Los ‘chips’ de roble pueden sustituir a las barricas


En el proceso de elaboración de un vino hay pasos, como el de crianza que creemos inevitable, ¿que sería de un buen vino sin esos meses o años de añejamiento?. Las barricas aportan mucho a los vinos, pero, al parecer no son la única forma de brindarle a los vinos ese sabor inigualable que le aporta la madera.

La utilización de chips o virutas de roble en el vino fue aprobada por la Unión Europea hace unos años. Ahora bien, ¿para que sirven?, al parecer, el empleo de estos materiales, por ejemplo, unos gramos de chips durante unas semanas, permiten que el vino tenga gusto a madera.

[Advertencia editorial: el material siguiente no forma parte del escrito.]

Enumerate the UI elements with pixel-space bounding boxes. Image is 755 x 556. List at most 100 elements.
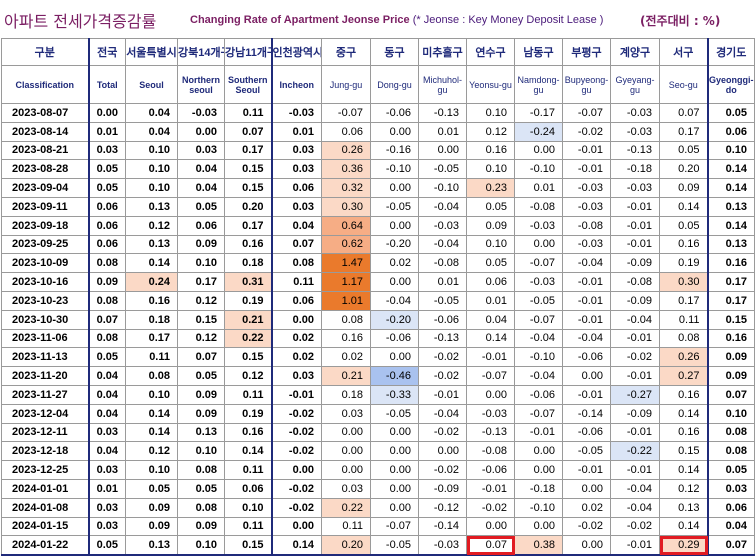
title-english-text: Changing Rate of Apartment Jeonse Price (190, 14, 410, 26)
table-cell: -0.04 (562, 253, 611, 274)
table-cell: -0.03 (514, 272, 563, 292)
table-cell: 0.15 (177, 309, 225, 330)
table-cell: 0.16 (224, 422, 273, 443)
table-row: 2023-08-07 0.00 0.04 -0.03 0.11 -0.03 -0.07 -0.… (1, 103, 755, 123)
row-date: 2023-08-21 (1, 140, 90, 161)
table-cell: 0.18 (224, 253, 273, 274)
table-cell: 0.21 (224, 309, 273, 330)
table-cell: 0.09 (177, 384, 225, 405)
column-header-en: Gyeonggi-do (706, 65, 755, 104)
row-date: 2023-09-04 (1, 178, 90, 198)
table-cell: 0.03 (321, 403, 371, 424)
table-cell: 0.16 (125, 290, 178, 311)
table-cell: 0.06 (466, 272, 515, 292)
table-cell: 0.10 (466, 159, 515, 180)
table-row: 2023-09-11 0.06 0.13 0.05 0.20 0.03 0.30 -0.05-… (1, 196, 755, 217)
table-cell: -0.02 (418, 460, 467, 480)
table-row: 2024-01-15 0.03 0.09 0.09 0.11 0.00 0.11 -0.07-… (1, 516, 755, 537)
table-cell: 0.00 (514, 441, 563, 462)
table-cell: 0.09 (125, 516, 178, 537)
table-cell: 0.14 (659, 460, 709, 480)
table-cell: 0.14 (270, 535, 322, 556)
table-cell: 0.08 (87, 290, 126, 311)
row-date: 2023-08-28 (1, 159, 90, 180)
table-cell: 0.04 (87, 366, 126, 386)
table-cell: -0.05 (418, 290, 467, 311)
table-cell: -0.27 (610, 384, 660, 405)
table-cell: 0.23 (466, 178, 515, 198)
table-cell: -0.01 (562, 290, 611, 311)
table-cell: 0.13 (659, 497, 709, 518)
column-header-en: Bupyeong-gu (562, 65, 611, 104)
table-cell: 0.15 (224, 178, 273, 198)
table-cell: 1.01 (321, 290, 371, 311)
table-cell: -0.04 (370, 290, 419, 311)
table-cell: -0.07 (514, 403, 563, 424)
table-cell: -0.03 (270, 103, 322, 123)
table-cell: -0.01 (466, 478, 515, 499)
table-cell: 0.16 (706, 253, 755, 274)
table-cell: -0.05 (370, 196, 419, 217)
title-korean: 아파트 전세가격증감률 (4, 12, 157, 31)
table-cell: 0.17 (224, 140, 273, 161)
table-cell: 0.09 (706, 347, 755, 368)
table-cell: 0.26 (659, 347, 709, 368)
table-cell: 0.05 (706, 103, 755, 123)
table-cell: 0.11 (125, 347, 178, 368)
column-header-ko: 계양구 (610, 38, 660, 66)
table-cell: -0.18 (610, 159, 660, 180)
table-cell: 0.05 (659, 140, 709, 161)
column-header-en: Yeonsu-gu (466, 65, 515, 104)
table-cell: 0.10 (125, 178, 178, 198)
table-cell: 0.12 (466, 121, 515, 142)
table-cell: 0.03 (270, 366, 322, 386)
column-header-en: Total (87, 65, 126, 104)
table-cell: 0.03 (706, 478, 755, 499)
table-cell: -0.10 (418, 178, 467, 198)
table-cell: 0.11 (224, 460, 273, 480)
table-cell: 0.17 (224, 215, 273, 236)
table-cell: 0.06 (270, 290, 322, 311)
table-cell: 0.04 (706, 516, 755, 537)
table-row: 2024-01-22 0.05 0.13 0.10 0.15 0.14 0.20 -0.05-… (1, 535, 755, 556)
table-cell: 0.02 (270, 328, 322, 349)
table-cell: 0.10 (466, 103, 515, 123)
row-date: 2023-10-16 (1, 272, 90, 292)
row-date: 2023-08-07 (1, 103, 90, 123)
row-date: 2023-11-20 (1, 366, 90, 386)
table-cell: 0.09 (177, 403, 225, 424)
table-cell: 0.14 (125, 253, 178, 274)
table-cell: -0.03 (177, 103, 225, 123)
table-cell: -0.18 (514, 478, 563, 499)
table-cell: 0.16 (659, 384, 709, 405)
table-cell: -0.06 (514, 384, 563, 405)
table-cell: -0.07 (466, 366, 515, 386)
table-cell: 0.13 (125, 535, 178, 556)
table-cell: 0.03 (270, 159, 322, 180)
table-cell: -0.05 (370, 535, 419, 556)
table-cell: 0.01 (418, 121, 467, 142)
table-cell: -0.03 (514, 215, 563, 236)
table-cell: 0.03 (270, 196, 322, 217)
table-cell: 0.03 (270, 140, 322, 161)
table-cell: 0.10 (224, 497, 273, 518)
column-header-en: Seoul (125, 65, 178, 104)
table-row: 2023-11-20 0.04 0.08 0.05 0.12 0.03 0.21 -0.46-… (1, 366, 755, 386)
table-cell: 0.20 (321, 535, 371, 556)
table-cell: 0.08 (177, 497, 225, 518)
table-cell: 0.00 (177, 121, 225, 142)
table-cell: -0.04 (418, 403, 467, 424)
table-cell: -0.02 (610, 347, 660, 368)
table-cell: 0.04 (177, 178, 225, 198)
column-header-en: Southern Seoul (224, 65, 273, 104)
table-cell: -0.01 (466, 347, 515, 368)
row-date: 2023-11-06 (1, 328, 90, 349)
table-cell: -0.10 (514, 347, 563, 368)
table-cell: 0.16 (659, 422, 709, 443)
column-header-en: Jung-gu (321, 65, 371, 104)
table-cell: -0.06 (370, 103, 419, 123)
table-cell: 0.18 (125, 309, 178, 330)
table-cell: -0.01 (610, 328, 660, 349)
table-cell: 0.29 (659, 535, 709, 556)
column-header-ko: 미추홀구 (418, 38, 467, 66)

Polvo de roble en el mosto mientras fermenta el vino, dados de madera en bolsitas durante la fermentación, virutas sumergidas en los depósitos, duelas muy pequeñas que se introducen en barricas muy usadas. Las alternativas son variadas, y la madera puede ser utilizada en cualquier fase del proceso de fermentación o crianza del vino, lo que sustituye a la tradicional barrica, y obviamente, reduce los costes de producción.

El empleo de esta práctica nació en países de poca tradición enológica como Australia, Chile, Argentina o Estados Unidos, en los que su utilización es muy habitual, y su legislación flexible.

En España está permitido el uso de virutas para todo tipo de vinos, sin obligación de indicarlo y sólo es incompatible con la mención de “fermentado“, “envejecido” o “criado” en barrica en el etiquetado. La única oposición y prohibición oficial a esta práctica fue la del Consejo Regulador de la Denominación de Origen Rioja por considerarla competencia desleal.

Una nueva alternativa que significa una reducción en los costes de producción, pero, hay que ser prudente con estos vinos, hay ver cómo evolucionan en el tiempo y si llegan a alcanzar el grado de calidad o complejidad que alcanzan los vinos criados en barricas.